Expuesto el marco histórico, añadiré que me parece deleznable la actuación del gobierno. Teniendo barcos faenando en un lugar tan alejado, peligroso y con estos precedentes, el estado debería controlar a la gente que allí trabaja. Contábamos con un aviso. Un barco francés fue secuestrado hace tres semanas, y nuestro querido Super Sarko, envió el rescate demandado, pagó a los secuestradores, y a continuación envió una fragata al pueblo de origen de estos, y lo bombardeó. Si murieron mujeres, niños, y ancianos, no lo sabremos nunca.
En cambio, nuestro queridísimo ZP, nuestro hermanito de la caridad particular, se limitó a entregar un hipotético rescate a los secuestradores. Hipotético por que no han querido pronunciarse sobre el tema. Me parece deleznable que pacten con terroristas, un pirata es un guerrillero del mar, financiado o que financia un gobierno o una facción contraria a este. En este caso hablamos de Somalia.
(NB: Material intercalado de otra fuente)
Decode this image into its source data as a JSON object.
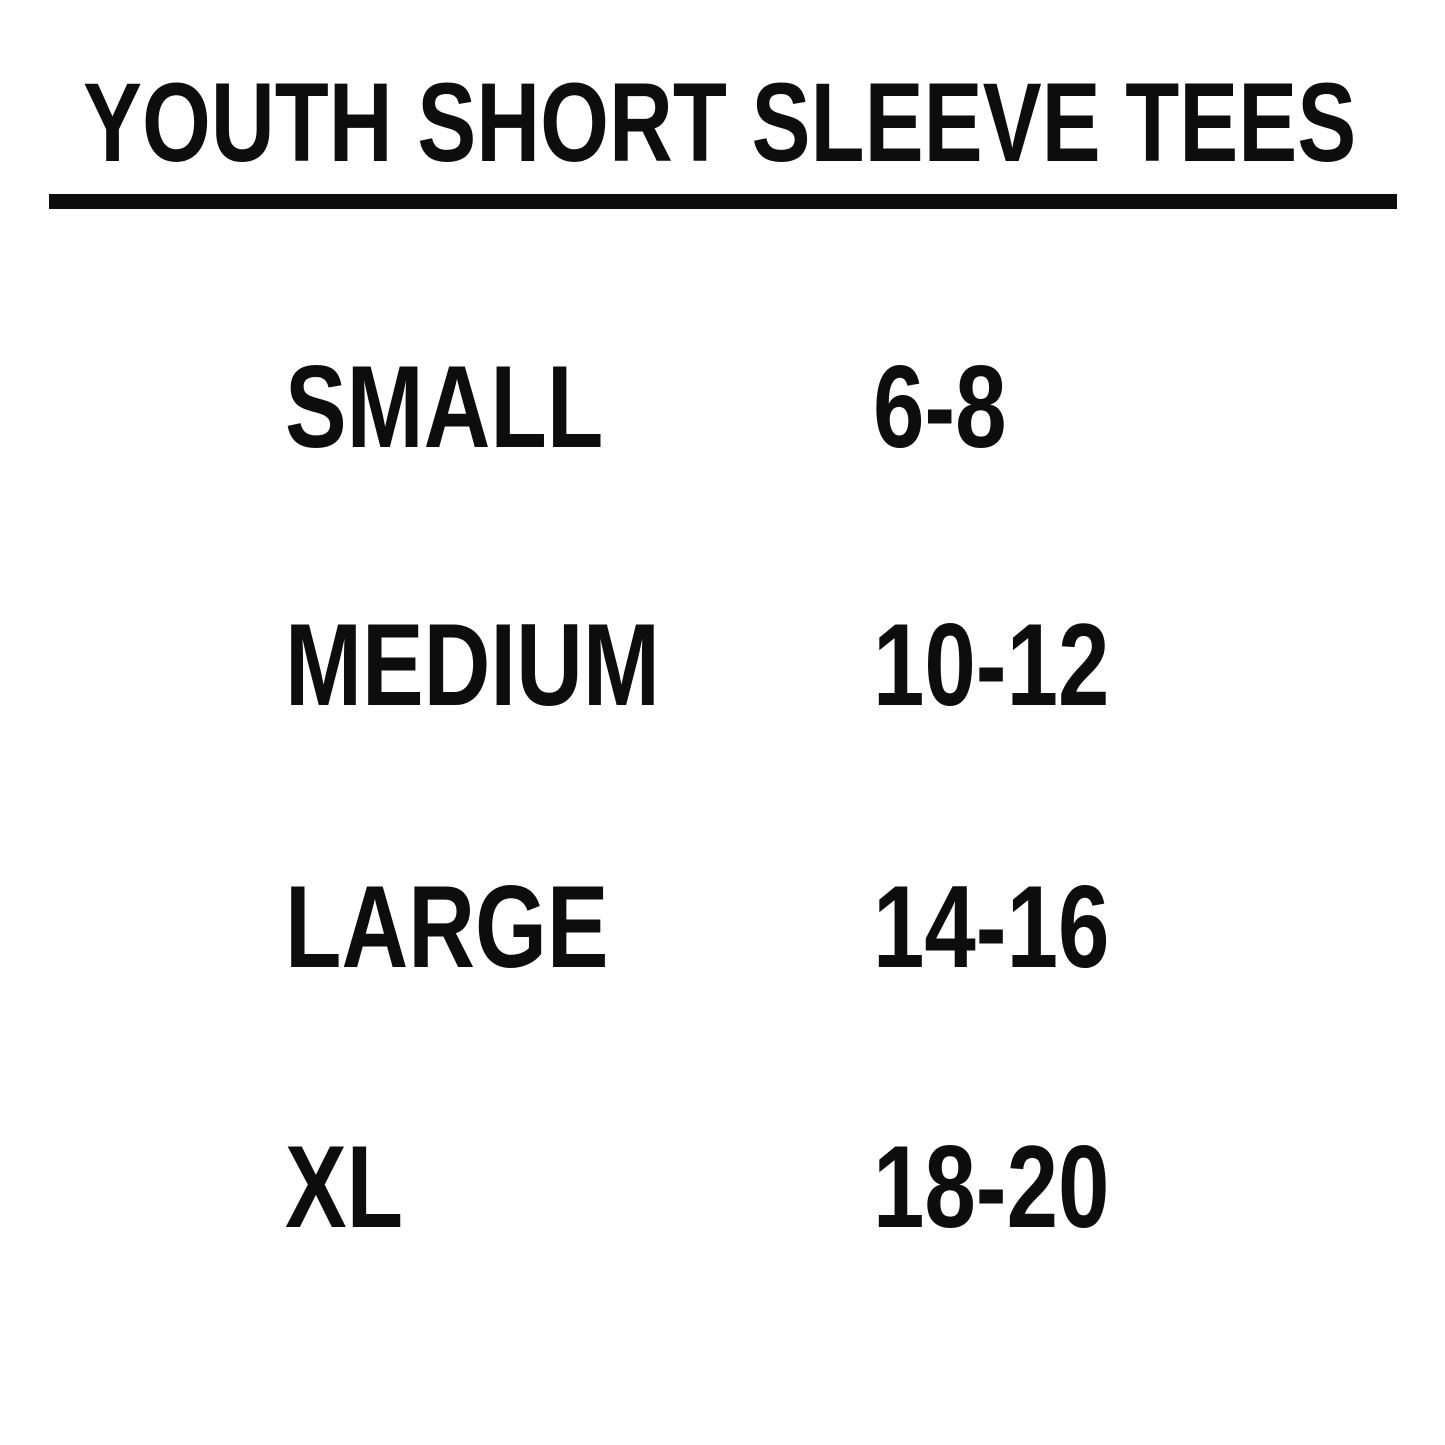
{
  "page": {
    "background_color": "#ffffff",
    "text_color": "#0d0d0d"
  },
  "title": "YOUTH SHORT SLEEVE TEES",
  "size_chart": {
    "columns": [
      "size",
      "range"
    ],
    "rows": [
      {
        "size": "SMALL",
        "range": "6-8"
      },
      {
        "size": "MEDIUM",
        "range": "10-12"
      },
      {
        "size": "LARGE",
        "range": "14-16"
      },
      {
        "size": "XL",
        "range": "18-20"
      }
    ]
  }
}
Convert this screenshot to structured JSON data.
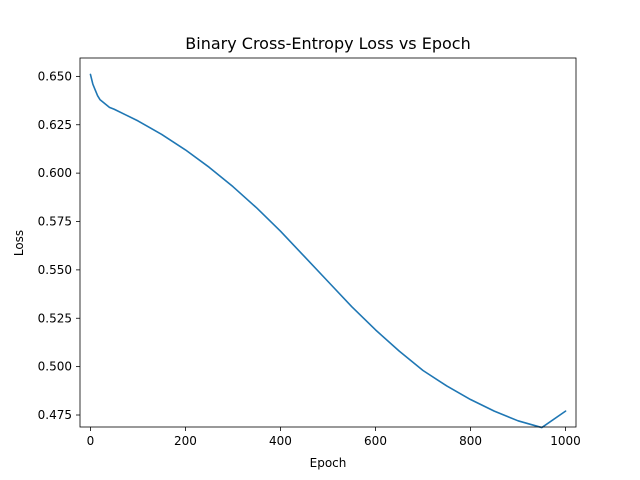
{
  "chart_data": {
    "type": "line",
    "title": "Binary Cross-Entropy Loss vs Epoch",
    "xlabel": "Epoch",
    "ylabel": "Loss",
    "xlim": [
      -22,
      1022
    ],
    "ylim": [
      0.4688,
      0.6595
    ],
    "xticks": [
      0,
      200,
      400,
      600,
      800,
      1000
    ],
    "yticks": [
      0.475,
      0.5,
      0.525,
      0.55,
      0.575,
      0.6,
      0.625,
      0.65
    ],
    "xtick_labels": [
      "0",
      "200",
      "400",
      "600",
      "800",
      "1000"
    ],
    "ytick_labels": [
      "0.475",
      "0.500",
      "0.525",
      "0.550",
      "0.575",
      "0.600",
      "0.625",
      "0.650"
    ],
    "grid": false,
    "legend": "none",
    "series": [
      {
        "color": "#1f77b4",
        "x": [
          0,
          5,
          10,
          15,
          20,
          30,
          40,
          50,
          75,
          100,
          150,
          200,
          250,
          300,
          350,
          400,
          450,
          500,
          550,
          600,
          650,
          700,
          750,
          800,
          850,
          900,
          950,
          1000
        ],
        "y": [
          0.651,
          0.646,
          0.643,
          0.64,
          0.638,
          0.636,
          0.634,
          0.633,
          0.63,
          0.627,
          0.62,
          0.612,
          0.603,
          0.593,
          0.582,
          0.57,
          0.557,
          0.544,
          0.531,
          0.519,
          0.508,
          0.498,
          0.49,
          0.483,
          0.477,
          0.472,
          0.4685,
          0.477
        ]
      }
    ]
  }
}
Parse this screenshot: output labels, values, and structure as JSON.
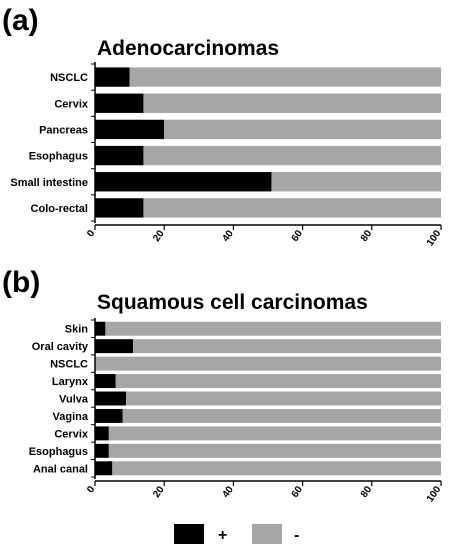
{
  "chart_data": [
    {
      "panel": "(a)",
      "type": "bar",
      "orientation": "horizontal",
      "stacked": true,
      "title": "Adenocarcinomas",
      "categories": [
        "NSCLC",
        "Cervix",
        "Pancreas",
        "Esophagus",
        "Small intestine",
        "Colo-rectal"
      ],
      "series": [
        {
          "name": "+",
          "color": "#000000",
          "values": [
            10,
            14,
            20,
            14,
            51,
            14
          ]
        },
        {
          "name": "-",
          "color": "#a6a6a6",
          "values": [
            90,
            86,
            80,
            86,
            49,
            86
          ]
        }
      ],
      "xlim": [
        0,
        100
      ],
      "xticks": [
        "0",
        "20",
        "40",
        "60",
        "80",
        "100"
      ]
    },
    {
      "panel": "(b)",
      "type": "bar",
      "orientation": "horizontal",
      "stacked": true,
      "title": "Squamous cell carcinomas",
      "categories": [
        "Skin",
        "Oral cavity",
        "NSCLC",
        "Larynx",
        "Vulva",
        "Vagina",
        "Cervix",
        "Esophagus",
        "Anal canal"
      ],
      "series": [
        {
          "name": "+",
          "color": "#000000",
          "values": [
            3,
            11,
            0,
            6,
            9,
            8,
            4,
            4,
            5
          ]
        },
        {
          "name": "-",
          "color": "#a6a6a6",
          "values": [
            97,
            89,
            100,
            94,
            91,
            92,
            96,
            96,
            95
          ]
        }
      ],
      "xlim": [
        0,
        100
      ],
      "xticks": [
        "0",
        "20",
        "40",
        "60",
        "80",
        "100"
      ]
    }
  ],
  "legend": [
    {
      "label": "+",
      "color": "#000000"
    },
    {
      "label": "-",
      "color": "#a6a6a6"
    }
  ]
}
No es de extrañar esta actuación de nuestro presidente, que estuvo dialogando infructuosamente con otro tipo de terroristas en nuestro país pocos meses antes.
Si se tratara de otro tipo de país, o continente, con un gobierno fuerte de verdad esta situación habría acabado de otra forma. A cañonazos. Al parecer ni el gobierno francés, ni el español han sabido acabar con esta crisis de una forma contundente y dando un puñetazo sobre la mesa. Todo el mundo habla del fin de los terroristas. ETA y Al-Qaeda están en la boca de todo el mundo, pero en el mar también hay gente, que mata, extorsiona, y secuestra. Infunden terror en las costas de índico y pacífico. Pero son, en definitiva, invisibles para todo el mundo.